Interestingly, the non-recursive version

factorial2
  | f |
  f := 1.
  2 to: self do: [:i | f := f * i].
  ^f

is a little bit slower that the recursive one (Pharo). The reason must be that the overhead associated to increasing i is a little bit greater than the recursive send mechanism.

Here are the expressions I tried:

[25000 factorial] timeToRun
[25000 factorial2] timeToRun

IMHO, the initial code that is presumed to have a tail-recursive call to factorial

factorial
        "Answer the factorial of the receiver."

        self = 0 ifTrue: [^ 1].
        self > 0 ifTrue: [^ self * (self - 1) factorial].
        self error: 'Not valid for negative integers'

it isn't, actually. The bytecode reported by Leandro's reply proofs that:

39 <70> self                  ; receiver of outer message *
40 <70> self                  ; receiver of inner message -
41 <76> pushConstant: 1       ; argument of self - 1
42 <B1> send: -               ; subtract
43 <D0> send: factorial       ; send factorial (nothing special here!) 
44 <B8> send: *               ; multiply
45 <7C> returnTop             ; return

before the returnTop there is a send of * instead of factorial. I would have written a message using an accumulator as

factorial: acc
    ^ self = 0
        ifTrue: [ acc ]
        ifFalse: [ self - 1 factorial: acc * self ]

that produces the bytecode reported in this picture.

Btw,

n := 10000.
[n slowFactorial] timeToRun .
[n factorial] timeToRun.
[n factorial: 1] timeToRun.

both the first and second ones takes 29 millisecs, the last one 595 millisecs on a fresh Pharo 9 image. Why so slow?
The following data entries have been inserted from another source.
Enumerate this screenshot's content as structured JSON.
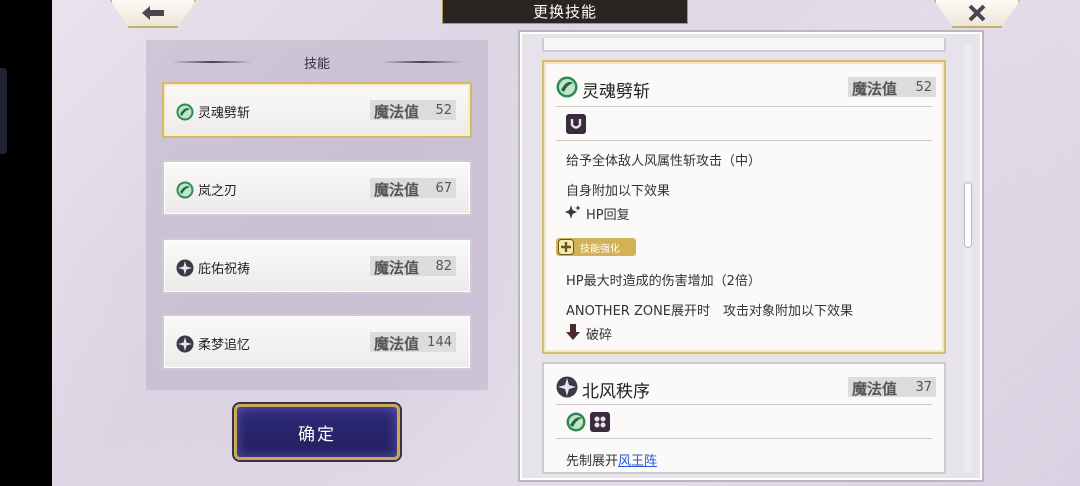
{
  "header": {
    "title": "更换技能",
    "back_icon": "back-arrow-icon",
    "close_icon": "close-icon"
  },
  "skill_list": {
    "title": "技能",
    "items": [
      {
        "name": "灵魂劈斩",
        "mp_label": "魔法值",
        "mp": "52",
        "icon": "wind-icon",
        "selected": true
      },
      {
        "name": "岚之刃",
        "mp_label": "魔法值",
        "mp": "67",
        "icon": "wind-icon",
        "selected": false
      },
      {
        "name": "庇佑祝祷",
        "mp_label": "魔法值",
        "mp": "82",
        "icon": "support-icon",
        "selected": false
      },
      {
        "name": "柔梦追忆",
        "mp_label": "魔法值",
        "mp": "144",
        "icon": "support-icon",
        "selected": false
      }
    ]
  },
  "confirm_button": {
    "label": "确定"
  },
  "detail": {
    "skill1": {
      "name": "灵魂劈斩",
      "mp_label": "魔法值",
      "mp": "52",
      "desc1": "给予全体敌人风属性斩攻击（中）",
      "desc2": "自身附加以下效果",
      "buff": "HP回复",
      "enhance_tag": "技能强化",
      "enh1": "HP最大时造成的伤害增加（2倍）",
      "enh2": "ANOTHER ZONE展开时　攻击对象附加以下效果",
      "debuff": "破碎"
    },
    "skill2": {
      "name": "北风秩序",
      "mp_label": "魔法值",
      "mp": "37",
      "desc_prefix": "先制展开",
      "desc_link": "风王阵"
    }
  },
  "colors": {
    "selected_border": "#d9bc6c",
    "confirm_bg": "#2e2a78",
    "wind_icon": "#2e8a55",
    "link": "#2a55d9"
  }
}
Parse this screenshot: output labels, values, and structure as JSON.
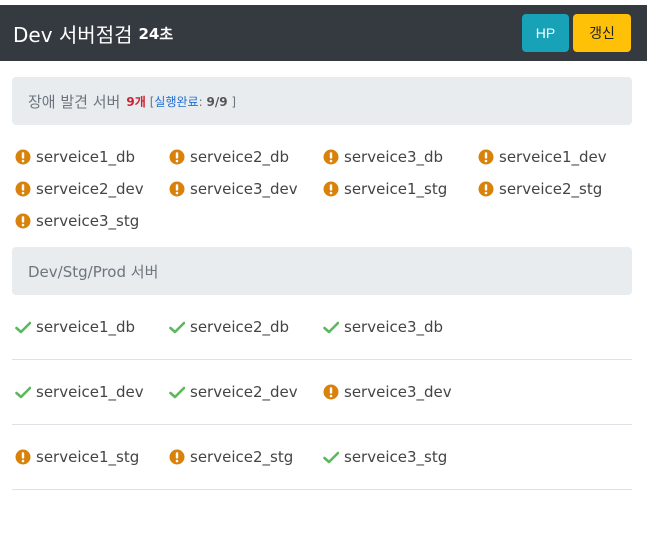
{
  "header": {
    "title": "Dev 서버점검",
    "seconds": "24초",
    "hp_label": "HP",
    "refresh_label": "갱신"
  },
  "issue_panel": {
    "title": "장애 발견 서버",
    "count": "9개",
    "bracket_open": "[",
    "status_label": "실행완료",
    "colon": ":",
    "ratio": "9/9",
    "bracket_close": "]",
    "servers": [
      {
        "name": "serveice1_db",
        "status": "warning"
      },
      {
        "name": "serveice2_db",
        "status": "warning"
      },
      {
        "name": "serveice3_db",
        "status": "warning"
      },
      {
        "name": "serveice1_dev",
        "status": "warning"
      },
      {
        "name": "serveice2_dev",
        "status": "warning"
      },
      {
        "name": "serveice3_dev",
        "status": "warning"
      },
      {
        "name": "serveice1_stg",
        "status": "warning"
      },
      {
        "name": "serveice2_stg",
        "status": "warning"
      },
      {
        "name": "serveice3_stg",
        "status": "warning"
      }
    ]
  },
  "env_panel": {
    "title": "Dev/Stg/Prod 서버",
    "rows": [
      [
        {
          "name": "serveice1_db",
          "status": "ok"
        },
        {
          "name": "serveice2_db",
          "status": "ok"
        },
        {
          "name": "serveice3_db",
          "status": "ok"
        }
      ],
      [
        {
          "name": "serveice1_dev",
          "status": "ok"
        },
        {
          "name": "serveice2_dev",
          "status": "ok"
        },
        {
          "name": "serveice3_dev",
          "status": "warning"
        }
      ],
      [
        {
          "name": "serveice1_stg",
          "status": "warning"
        },
        {
          "name": "serveice2_stg",
          "status": "warning"
        },
        {
          "name": "serveice3_stg",
          "status": "ok"
        }
      ]
    ]
  },
  "colors": {
    "warning": "#d9820b",
    "ok": "#5cb85c"
  }
}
It's a really deep stack. Or rather, no stack at all.

Pharo is a descendent of Squeak, which inherits its execution semantics directly from Smalltalk-80. There is no linear fixed-size stack, instead every method call creates a new MethodContext object which provides the space for arguments and temporary variables in each recursive call. It also points to the sending context (for later return) creating a linked list of contexts (which is displayed just like a stack in the debugger). Context objects are allocated on the heap just like any other object. That means call chains can be very deep, since all available memory can be used. You can inspect thisContext to see the currently active method context.
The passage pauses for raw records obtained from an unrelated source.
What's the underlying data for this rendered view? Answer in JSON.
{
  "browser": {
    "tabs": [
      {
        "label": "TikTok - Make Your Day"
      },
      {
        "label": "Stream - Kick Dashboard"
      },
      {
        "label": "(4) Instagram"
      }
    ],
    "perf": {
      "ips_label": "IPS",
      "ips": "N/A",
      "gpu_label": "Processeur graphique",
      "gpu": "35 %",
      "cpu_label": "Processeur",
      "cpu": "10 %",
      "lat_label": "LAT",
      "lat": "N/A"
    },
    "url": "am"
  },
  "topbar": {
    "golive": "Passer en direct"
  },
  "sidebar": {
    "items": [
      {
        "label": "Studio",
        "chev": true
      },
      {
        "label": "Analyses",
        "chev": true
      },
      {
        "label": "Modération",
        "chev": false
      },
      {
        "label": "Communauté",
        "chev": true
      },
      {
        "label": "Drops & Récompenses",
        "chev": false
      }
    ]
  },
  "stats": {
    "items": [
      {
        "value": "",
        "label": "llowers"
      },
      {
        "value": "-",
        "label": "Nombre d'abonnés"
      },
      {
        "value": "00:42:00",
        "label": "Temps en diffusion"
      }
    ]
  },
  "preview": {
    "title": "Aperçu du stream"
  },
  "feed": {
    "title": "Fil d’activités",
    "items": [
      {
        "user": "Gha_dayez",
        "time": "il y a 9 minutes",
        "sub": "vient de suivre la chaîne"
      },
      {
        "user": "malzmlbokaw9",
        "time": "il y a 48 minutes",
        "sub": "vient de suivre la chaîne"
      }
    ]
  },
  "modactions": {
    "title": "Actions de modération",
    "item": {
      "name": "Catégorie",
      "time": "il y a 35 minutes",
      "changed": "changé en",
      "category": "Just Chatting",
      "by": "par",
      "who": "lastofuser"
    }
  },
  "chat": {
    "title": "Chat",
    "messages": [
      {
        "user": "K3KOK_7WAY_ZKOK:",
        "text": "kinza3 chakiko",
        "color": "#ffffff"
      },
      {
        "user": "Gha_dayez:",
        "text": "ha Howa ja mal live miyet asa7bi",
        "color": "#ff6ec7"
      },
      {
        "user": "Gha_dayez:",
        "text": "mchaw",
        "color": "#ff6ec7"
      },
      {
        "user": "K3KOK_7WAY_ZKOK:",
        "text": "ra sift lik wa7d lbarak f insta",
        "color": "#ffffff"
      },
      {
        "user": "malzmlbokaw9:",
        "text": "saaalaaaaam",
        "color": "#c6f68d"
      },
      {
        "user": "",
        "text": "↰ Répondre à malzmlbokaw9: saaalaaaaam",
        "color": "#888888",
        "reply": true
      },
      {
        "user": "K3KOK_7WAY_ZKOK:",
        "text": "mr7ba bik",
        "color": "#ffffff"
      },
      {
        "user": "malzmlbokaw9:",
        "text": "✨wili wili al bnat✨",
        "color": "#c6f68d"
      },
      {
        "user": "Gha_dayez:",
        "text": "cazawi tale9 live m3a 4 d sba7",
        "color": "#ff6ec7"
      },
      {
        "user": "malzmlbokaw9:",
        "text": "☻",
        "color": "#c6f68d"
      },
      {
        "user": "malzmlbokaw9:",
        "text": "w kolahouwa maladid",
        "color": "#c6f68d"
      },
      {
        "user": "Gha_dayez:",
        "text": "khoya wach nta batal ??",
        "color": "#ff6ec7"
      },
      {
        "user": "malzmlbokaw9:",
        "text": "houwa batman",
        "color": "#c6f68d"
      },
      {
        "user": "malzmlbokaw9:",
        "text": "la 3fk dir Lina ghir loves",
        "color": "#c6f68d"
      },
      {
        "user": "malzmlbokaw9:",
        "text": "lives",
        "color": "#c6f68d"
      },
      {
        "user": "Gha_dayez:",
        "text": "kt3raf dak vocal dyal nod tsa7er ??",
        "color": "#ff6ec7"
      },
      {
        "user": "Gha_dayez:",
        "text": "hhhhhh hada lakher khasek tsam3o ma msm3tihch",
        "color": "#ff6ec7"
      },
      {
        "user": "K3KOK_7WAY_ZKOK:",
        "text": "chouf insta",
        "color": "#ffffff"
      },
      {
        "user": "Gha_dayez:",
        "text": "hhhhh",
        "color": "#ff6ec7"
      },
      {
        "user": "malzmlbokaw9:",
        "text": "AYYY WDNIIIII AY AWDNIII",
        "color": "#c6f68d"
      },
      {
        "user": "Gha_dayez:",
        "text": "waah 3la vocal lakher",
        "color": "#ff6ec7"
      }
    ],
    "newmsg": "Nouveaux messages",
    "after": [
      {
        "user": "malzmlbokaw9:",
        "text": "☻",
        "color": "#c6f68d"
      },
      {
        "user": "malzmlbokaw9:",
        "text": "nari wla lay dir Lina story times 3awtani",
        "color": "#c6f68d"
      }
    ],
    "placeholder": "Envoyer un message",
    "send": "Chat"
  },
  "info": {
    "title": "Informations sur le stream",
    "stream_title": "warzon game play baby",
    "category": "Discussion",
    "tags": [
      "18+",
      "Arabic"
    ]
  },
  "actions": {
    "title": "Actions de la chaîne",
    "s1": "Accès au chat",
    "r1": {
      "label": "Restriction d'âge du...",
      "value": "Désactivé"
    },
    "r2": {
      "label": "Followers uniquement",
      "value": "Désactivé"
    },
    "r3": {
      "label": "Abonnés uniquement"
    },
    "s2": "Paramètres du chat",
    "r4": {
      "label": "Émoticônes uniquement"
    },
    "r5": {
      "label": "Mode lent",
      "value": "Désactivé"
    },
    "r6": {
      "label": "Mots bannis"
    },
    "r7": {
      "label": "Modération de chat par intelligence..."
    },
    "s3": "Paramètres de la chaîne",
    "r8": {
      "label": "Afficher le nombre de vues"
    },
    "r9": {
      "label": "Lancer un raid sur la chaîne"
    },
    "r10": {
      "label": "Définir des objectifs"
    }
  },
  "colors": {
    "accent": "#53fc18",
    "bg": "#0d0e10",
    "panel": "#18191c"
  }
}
Allocating all these context objects is expensive. For speed, modern VMs (such as the Cog VM used in Pharo) do actually use a stack internally, which consists of linked pages, so it can be arbitrarily large as well. The context objects are only created on demand (e.g. while debugging) and refer to the hidden stack frames and vice versa. This machinery behind the scenes is quite complex, but fortunately hidden from the Smalltalk programmer.